WASHINGTON — Ahead of this Sunday’s Super Bowl XLVII, U.S. Senators Tom Udall (D-N.M.) and John D. (Jay) Rockefeller IV (D-W.Va.), Chairman of the Senate Commerce Committee, welcomed the NFL’s endorsement of their forthcoming legislation aimed at protecting youth athletes from the dangers of sports-related traumatic brain injuries.
The Youth Sports Concussion Act will ensure that safety standards for sports equipment are up to date and informed by the latest science. The bill will also increase potential penalties for using false injury prevention claims to sell youth sports equipment.
“The NFL’s endorsement is welcome news in our campaign to improve sports and concussion safety,” said Udall. “It’s important that we encourage our kids to be more physically active while ensuring their parents have all the facts and best gear to help them avoid being injured. I’d like to thank Commissioner Goodell for the NFL’s support and efforts to protect young athletes across the nation and we look forward to introducing this bill with strong support soon.”
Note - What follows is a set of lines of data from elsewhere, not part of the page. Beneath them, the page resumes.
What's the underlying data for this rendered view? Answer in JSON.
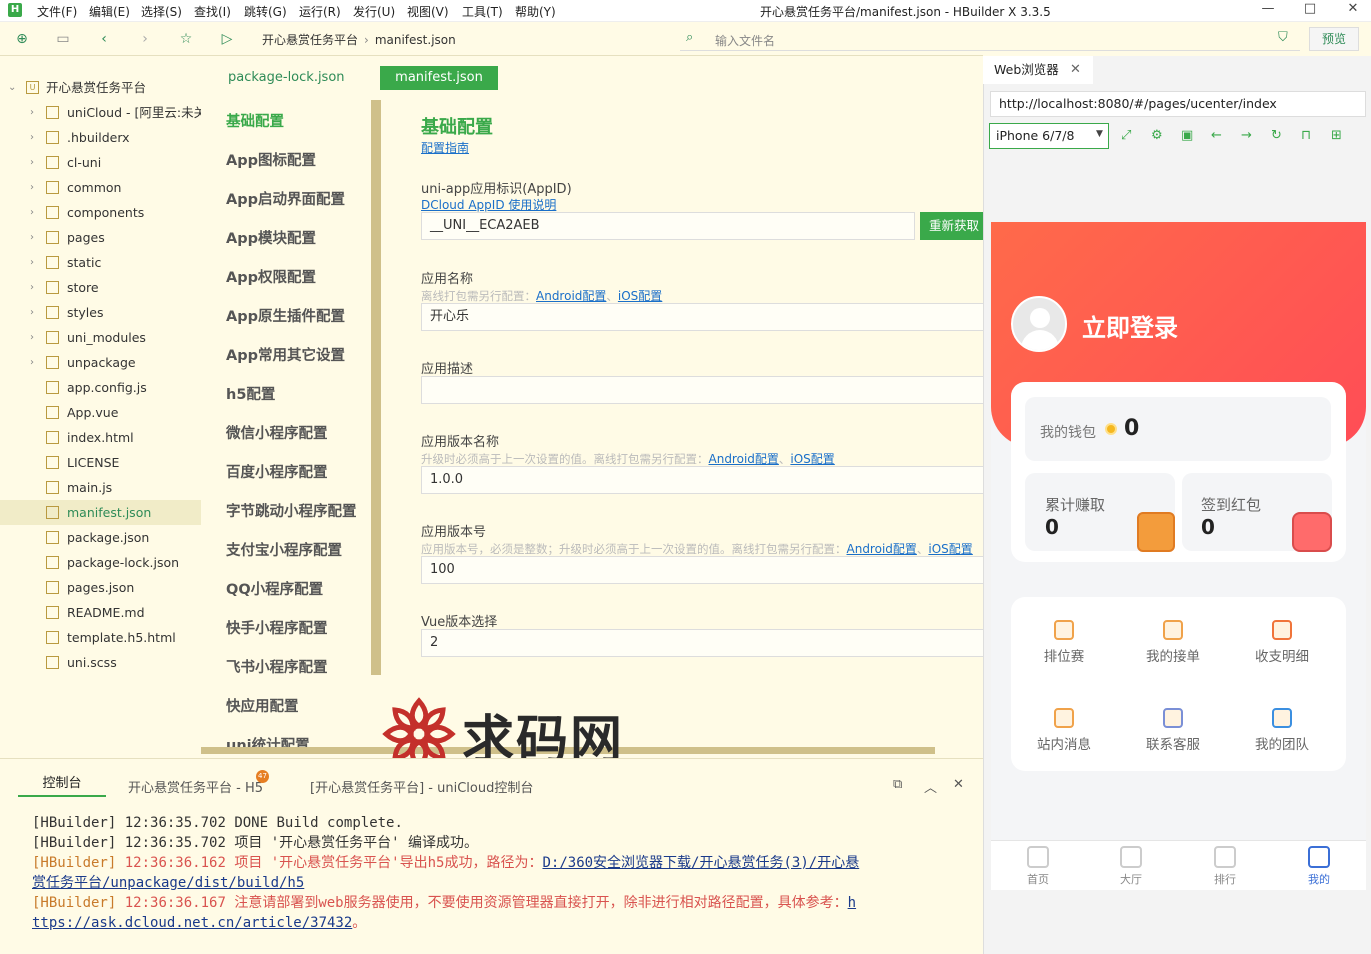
{
  "titlebar": {
    "logo": "H",
    "menu": [
      "文件(F)",
      "编辑(E)",
      "选择(S)",
      "查找(I)",
      "跳转(G)",
      "运行(R)",
      "发行(U)",
      "视图(V)",
      "工具(T)",
      "帮助(Y)"
    ],
    "window_title": "开心悬赏任务平台/manifest.json - HBuilder X 3.3.5",
    "controls": [
      "—",
      "□",
      "✕"
    ]
  },
  "toolbar": {
    "crumb_project": "开心悬赏任务平台",
    "crumb_file": "manifest.json",
    "search_placeholder": "输入文件名",
    "preview": "预览"
  },
  "tree": {
    "root": "开心悬赏任务平台",
    "items": [
      {
        "label": "uniCloud - [阿里云:未关联]",
        "folder": true
      },
      {
        "label": ".hbuilderx",
        "folder": true
      },
      {
        "label": "cl-uni",
        "folder": true
      },
      {
        "label": "common",
        "folder": true
      },
      {
        "label": "components",
        "folder": true
      },
      {
        "label": "pages",
        "folder": true
      },
      {
        "label": "static",
        "folder": true
      },
      {
        "label": "store",
        "folder": true
      },
      {
        "label": "styles",
        "folder": true
      },
      {
        "label": "uni_modules",
        "folder": true
      },
      {
        "label": "unpackage",
        "folder": true
      },
      {
        "label": "app.config.js",
        "folder": false
      },
      {
        "label": "App.vue",
        "folder": false
      },
      {
        "label": "index.html",
        "folder": false
      },
      {
        "label": "LICENSE",
        "folder": false
      },
      {
        "label": "main.js",
        "folder": false
      },
      {
        "label": "manifest.json",
        "folder": false,
        "selected": true
      },
      {
        "label": "package.json",
        "folder": false
      },
      {
        "label": "package-lock.json",
        "folder": false
      },
      {
        "label": "pages.json",
        "folder": false
      },
      {
        "label": "README.md",
        "folder": false
      },
      {
        "label": "template.h5.html",
        "folder": false
      },
      {
        "label": "uni.scss",
        "folder": false
      }
    ]
  },
  "editor_tabs": [
    "package-lock.json",
    "manifest.json"
  ],
  "cfgnav": [
    "基础配置",
    "App图标配置",
    "App启动界面配置",
    "App模块配置",
    "App权限配置",
    "App原生插件配置",
    "App常用其它设置",
    "h5配置",
    "微信小程序配置",
    "百度小程序配置",
    "字节跳动小程序配置",
    "支付宝小程序配置",
    "QQ小程序配置",
    "快手小程序配置",
    "飞书小程序配置",
    "快应用配置",
    "uni统计配置"
  ],
  "form": {
    "title": "基础配置",
    "guide_link": "配置指南",
    "appid_label": "uni-app应用标识(AppID)",
    "appid_link": "DCloud AppID 使用说明",
    "appid_value": "__UNI__ECA2AEB",
    "reget_button": "重新获取",
    "name_label": "应用名称",
    "name_hint": "离线打包需另行配置：",
    "link_android": "Android配置",
    "link_ios": "iOS配置",
    "name_value": "开心乐",
    "desc_label": "应用描述",
    "desc_value": "",
    "vername_label": "应用版本名称",
    "vername_hint": "升级时必须高于上一次设置的值。离线打包需另行配置：",
    "vername_value": "1.0.0",
    "vercode_label": "应用版本号",
    "vercode_hint": "应用版本号，必须是整数；升级时必须高于上一次设置的值。离线打包需另行配置：",
    "vercode_value": "100",
    "vue_label": "Vue版本选择",
    "vue_value": "2"
  },
  "console": {
    "tab_active": "控制台",
    "tab_h5": "开心悬赏任务平台 - H5",
    "badge": "47",
    "tab_cloud": "[开心悬赏任务平台] - uniCloud控制台",
    "logs": [
      {
        "tag": "[HBuilder]",
        "time": "12:36:35.702",
        "text": " DONE  Build complete."
      },
      {
        "tag": "[HBuilder]",
        "time": "12:36:35.702",
        "text": "项目 '开心悬赏任务平台' 编译成功。"
      },
      {
        "tag": "[HBuilder]",
        "time": "12:36:36.162",
        "text": "项目 '开心悬赏任务平台'导出h5成功，路径为：",
        "path": "D:/360安全浏览器下载/开心悬赏任务(3)/开心悬"
      },
      {
        "path": "赏任务平台/unpackage/dist/build/h5"
      },
      {
        "tag": "[HBuilder]",
        "time": "12:36:36.167",
        "text": "注意请部署到web服务器使用，不要使用资源管理器直接打开，除非进行相对路径配置，具体参考：",
        "path": "h"
      },
      {
        "path": "ttps://ask.dcloud.net.cn/article/37432",
        "suffix": "。"
      }
    ]
  },
  "web": {
    "tab": "Web浏览器",
    "url": "http://localhost:8080/#/pages/ucenter/index",
    "device": "iPhone 6/7/8",
    "login": "立即登录",
    "wallet_label": "我的钱包",
    "wallet_value": "0",
    "earn_label": "累计赚取",
    "earn_value": "0",
    "red_label": "签到红包",
    "red_value": "0",
    "grid": [
      "排位赛",
      "我的接单",
      "收支明细",
      "站内消息",
      "联系客服",
      "我的团队"
    ],
    "tabs": [
      "首页",
      "大厅",
      "排行",
      "我的"
    ]
  },
  "watermark": "求码网",
  "colors": {
    "accent": "#3aa94a",
    "link": "#1a6fc9",
    "brand_red": "#ff5a50",
    "active_tab": "#3b6fd6"
  }
}
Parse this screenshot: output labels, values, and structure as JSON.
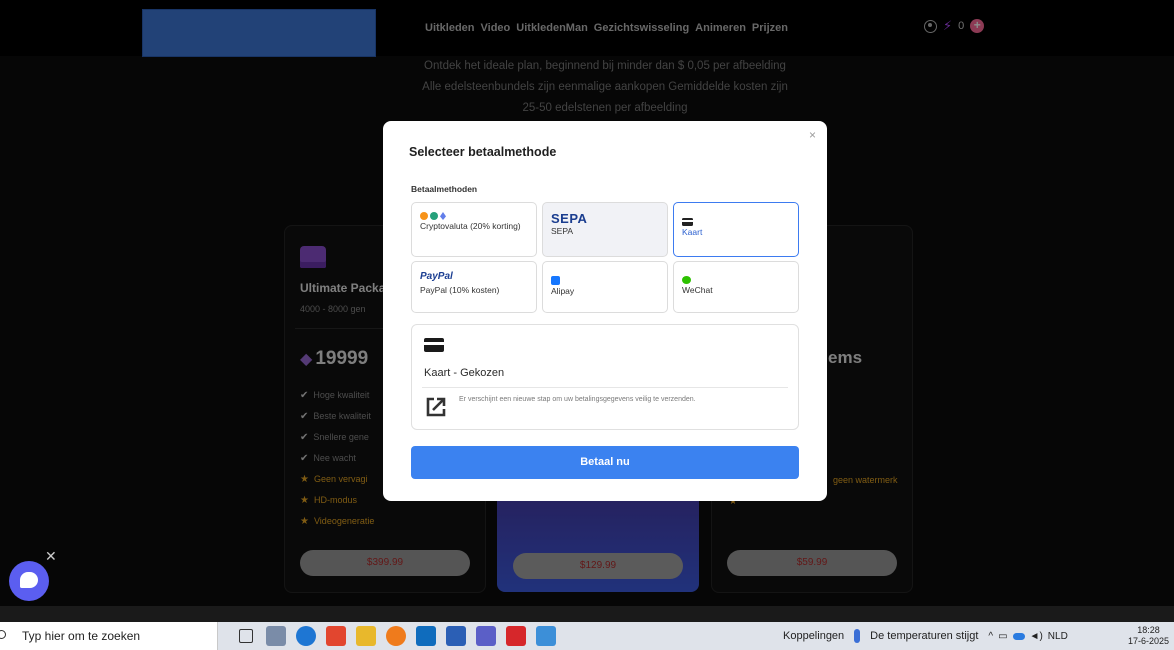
{
  "nav": {
    "links": [
      "Uitkleden",
      "Video",
      "UitkledenMan",
      "Gezichtswisseling",
      "Animeren",
      "Prijzen"
    ],
    "gem_count": "0"
  },
  "intro": {
    "line1": "Ontdek het ideale plan, beginnend bij minder dan $ 0,05 per afbeelding",
    "line2": "Alle edelsteenbundels zijn eenmalige aankopen Gemiddelde kosten zijn",
    "line3": "25-50 edelstenen per afbeelding"
  },
  "packages": {
    "left": {
      "title": "Ultimate Packa",
      "subtitle": "4000 - 8000 gen",
      "price": "19999",
      "features": [
        "Hoge kwaliteit",
        "Beste kwaliteit",
        "Snellere gene",
        "Nee wacht"
      ],
      "star_features": [
        "Geen vervagi",
        "HD-modus",
        "Videogeneratie"
      ],
      "button": "$399.99"
    },
    "middle": {
      "button": "$129.99"
    },
    "right": {
      "price_suffix": "ems",
      "note": "geen watermerk",
      "button": "$59.99"
    }
  },
  "modal": {
    "title": "Selecteer betaalmethode",
    "methods_label": "Betaalmethoden",
    "methods": [
      {
        "label": "Cryptovaluta (20% korting)",
        "icon": "crypto-icons"
      },
      {
        "label": "SEPA",
        "logo": "SEPA",
        "icon": "sepa-logo"
      },
      {
        "label": "Kaart",
        "icon": "card-icon",
        "selected": true
      },
      {
        "label": "PayPal (10% kosten)",
        "logo": "PayPal",
        "icon": "paypal-logo"
      },
      {
        "label": "Alipay",
        "icon": "alipay-icon"
      },
      {
        "label": "WeChat",
        "icon": "wechat-icon"
      }
    ],
    "chosen": "Kaart - Gekozen",
    "note": "Er verschijnt een nieuwe stap om uw betalingsgegevens veilig te verzenden.",
    "pay_button": "Betaal nu",
    "close": "×"
  },
  "taskbar": {
    "search_placeholder": "Typ hier om te zoeken",
    "links_label": "Koppelingen",
    "weather": "De temperaturen stijgt",
    "language": "NLD",
    "time": "18:28",
    "date": "17-6-2025"
  },
  "colors": {
    "accent": "#3b82f0",
    "selected_border": "#3d7bf0",
    "star": "#e7a623",
    "logo_block": "#3f79d9"
  }
}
“We can absolutely make it safer for athletes of all ages to enjoy the sports they love to play,” said Rockefeller. “The science of sports-related concussions and their effects on children should be the motivation behind any equipment standards and for government action against manufacturers that make misleading claims about their sports equipment. Manipulating the good intentions of parents trying to protect their young athletes is unacceptable and our bill will end that practice. I’m glad the NFL is supporting our efforts to protect young athletes on the field.”
At Rockefeller and Udall’s urging, this past October the Institute of Medicine of the National Academies announced the formation of a committee to assess how best to protect young athletes from sports-related concussion.
The Senate Commerce Committee also held a hearing in October 2011 which uncovered that sports equipment manufacturers have repeatedly made claims that their equipment “prevents concussions” or “reduce the risk of concussions” without scientific evidence to prove them.
Sports are the second leading cause of traumatic brain injury for people who are 15 to 24 years old, behind only motor vehicle crashes. Every year American athletes suffer up to an estimated 3.8 million sports-related concussions.
The Youth Sports Concussion Act will:
* Instruct the Consumer Product Safety Commission (CPSC) to review the findings of a forthcoming National Academies of Science (NAS) report on sports-related concussions in youth;
* Authorize the CPSC to make recommendations to manufacturers and, if necessary, promulgate new consumer rules for protective equipment based on the findings of the NAS report; and
* Allow the Federal Trade Commission (FTC) to impose civil penalties for using false claims to sell protective gear for sports. State attorneys general could also enforce such violations.